The conducting of the accused Jews from the Jewry to the Bishop's court would not involve the danger of taking them through the streets of the city. Bishop Herbert had obtained the site of the Earl's Palace and pulled it down, so that between the north circuit of the Castle Meadow and the entrance to the monastic precinct from Tombland only a short space of ground had to be covered. No doubt from the first, as at a later time, a postern gate at that point in the enclosing bank of the Castle Meadow gave access to Tombland and the Monastery. Nearly the whole way therefore from the Jewry to the Monastery would be through the safe enclosures of the Castle.
A. Mentioned in a deed of 14 E. I. as "via que ducit ad curiam Comitatus." See Harrod, Castles and Conventt, &c., p. 132.
B. Mentioned in a deed of 80 E. I. as "via qua itur ad Castellum." See Harrod, Castles and Convents, p. 140.
C. Site of Earl's Palace, removed by Bp. Herbert.
D. Here was formerly a footpath (see Harrod, Castles and Convents, p. 140). Somewhere near most have been the communication with the Earl's Palace.
E. Fybridge it mentioned in a grant of c. 1150 (see Kirkpatrick's Streets and Lanes, &c. p. 84).
F. The line F...F marks the line of the bank made by royal license in 1253, afterwards surmounted by a wall. It is said to have greatly enlarged the circuit of the city (Streets and Lanes, p. 111). How it was denned or defended before is unknown.

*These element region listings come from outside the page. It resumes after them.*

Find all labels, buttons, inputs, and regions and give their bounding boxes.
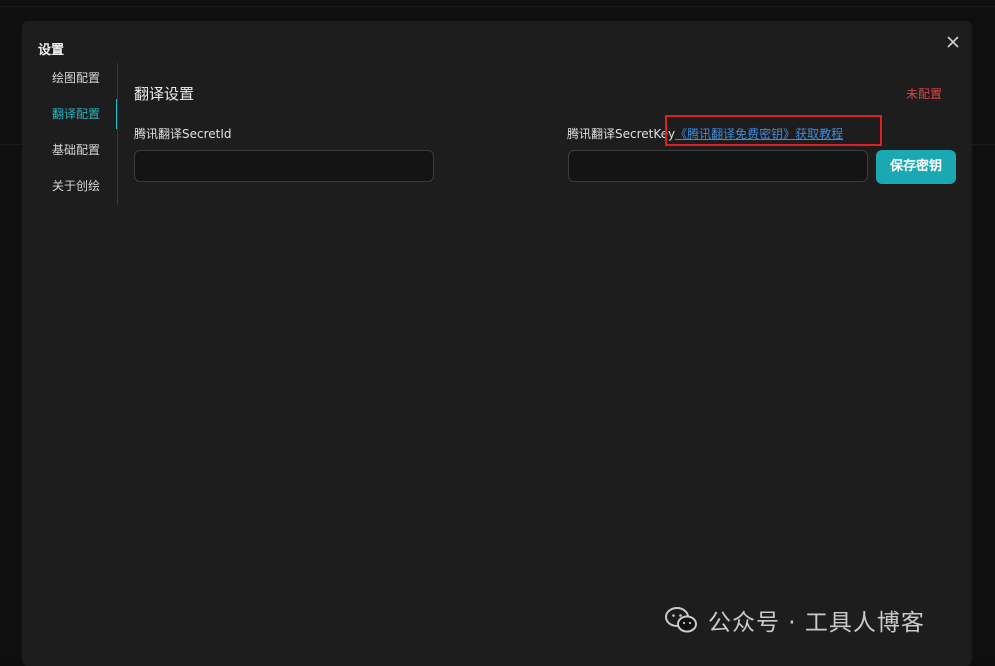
sidebar-item-label: 翻译配置 — [52, 107, 101, 121]
save-key-button[interactable]: 保存密钥 — [876, 150, 956, 184]
secret-key-label: 腾讯翻译SecretKey — [567, 127, 676, 141]
sidebar-item-label: 基础配置 — [52, 143, 101, 157]
modal-title: 设置 — [38, 43, 65, 58]
watermark-text: 公众号 · 工具人博客 — [708, 610, 925, 636]
close-icon — [947, 36, 959, 48]
sidebar-item-label: 关于创绘 — [52, 179, 101, 193]
close-button[interactable] — [942, 31, 964, 53]
sidebar-item-drawing-config[interactable]: 绘图配置 — [22, 63, 117, 93]
sidebar-item-basic-config[interactable]: 基础配置 — [22, 135, 117, 165]
secret-id-label: 腾讯翻译SecretId — [134, 127, 232, 141]
secret-id-input[interactable] — [134, 150, 434, 182]
settings-sidebar: 绘图配置 翻译配置 基础配置 关于创绘 — [22, 63, 118, 205]
sidebar-item-translation-config[interactable]: 翻译配置 — [22, 99, 118, 129]
section-title: 翻译设置 — [134, 85, 195, 103]
sidebar-divider — [117, 63, 118, 205]
tutorial-link[interactable]: 《腾讯翻译免费密钥》获取教程 — [675, 127, 843, 141]
secret-key-label-row: 腾讯翻译SecretKey《腾讯翻译免费密钥》获取教程 — [567, 125, 843, 142]
settings-modal: 设置 绘图配置 翻译配置 基础配置 关于创绘 翻译设置 未配置 腾讯翻译Secr… — [22, 21, 972, 666]
secret-key-input[interactable] — [568, 150, 868, 182]
status-badge: 未配置 — [906, 87, 943, 101]
sidebar-item-about[interactable]: 关于创绘 — [22, 171, 117, 201]
backdrop-divider-top — [0, 6, 995, 7]
sidebar-item-label: 绘图配置 — [52, 71, 101, 85]
wechat-icon — [665, 607, 697, 633]
watermark: 公众号 · 工具人博客 — [664, 603, 925, 637]
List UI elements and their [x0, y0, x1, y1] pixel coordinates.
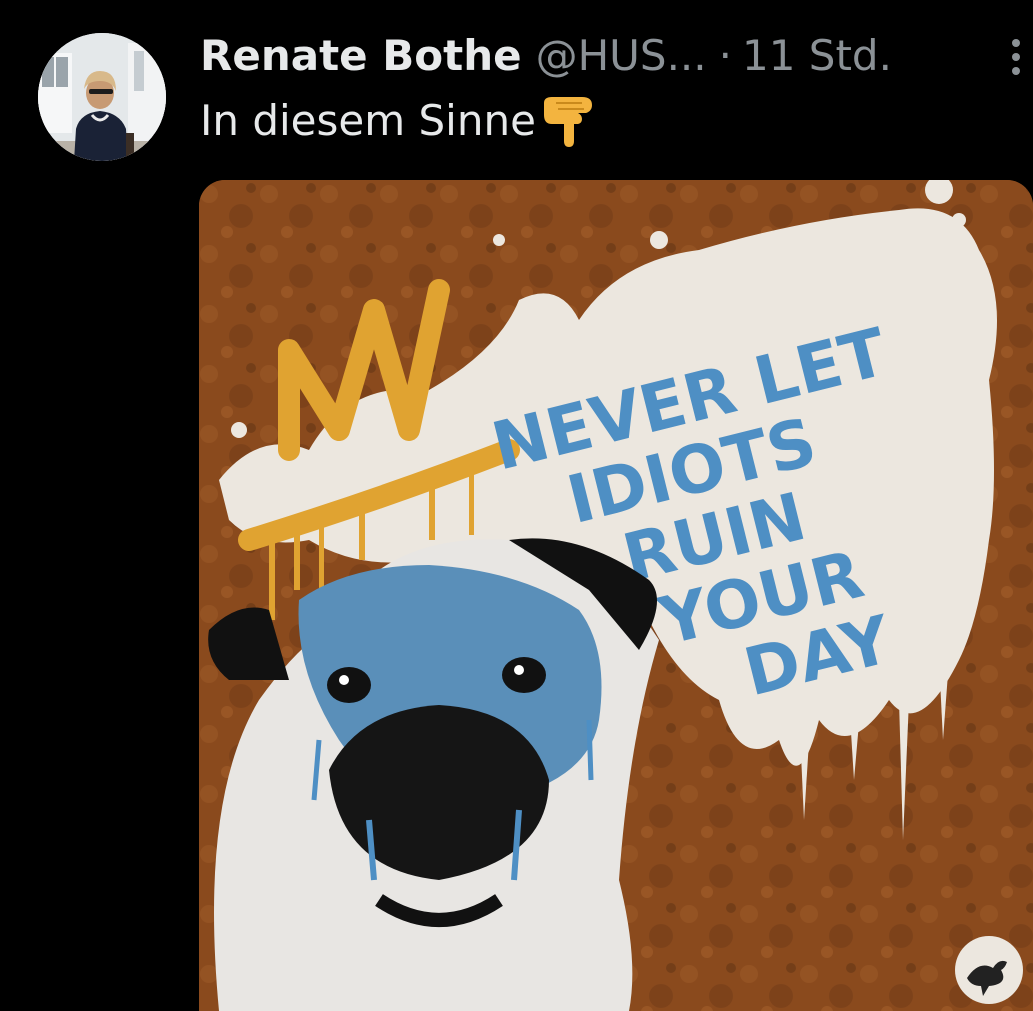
timestamp[interactable]: 11 Std.	[742, 30, 892, 82]
vertical-ellipsis-icon	[1012, 39, 1020, 75]
tweet-header: Renate Bothe @HUS... · 11 Std.	[200, 30, 1033, 82]
pointing-down-emoji-icon	[538, 93, 598, 149]
user-handle[interactable]: @HUS...	[536, 30, 707, 82]
avatar[interactable]	[38, 33, 166, 161]
more-options-button[interactable]	[1000, 34, 1032, 80]
tweet-text: In diesem Sinne	[200, 93, 598, 149]
tweet-image[interactable]: NEVER LET IDIOTS RUIN YOUR DAY	[199, 180, 1033, 1011]
separator-dot: ·	[718, 31, 732, 80]
tweet-text-content: In diesem Sinne	[200, 96, 536, 145]
display-name[interactable]: Renate Bothe	[200, 30, 522, 82]
tweet[interactable]: Renate Bothe @HUS... · 11 Std. In diesem…	[0, 0, 1033, 1011]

One more consideration illustrating the political situation in the city at this period may be added. The Castle, which up to the time of the Norman Conquest had been the stronghold of a native lord, such as the Earl of the East Angles, who did not shut himself up in it but lived in his Palace between the Castle Meadow and Tombland, had from the time of the Conquest become an instrument of foreign domination. Even in the Conqueror's time a stone castle of some kind had been built. But according to the best judgment of architectural evidence, it was reserved for Hugh Bigot, just about the time of our narrative, to rear the massive Keep which still forms so splendid a memorial of the past. We may easily imagine the awe with which the English burgesses would mark the uprearing of this mighty engine of tyranny, and how hopeless a contest with its master would seem.
These various considerations may help to explain why the Sheriff should have had no antecedent sympathy with a popular outcry, and why, feeling himself responsible for preventing damage being done to the Jews, he also had it in his power to ensure them an efficient protection such as on similar but later occasions elsewhere they failed to obtain.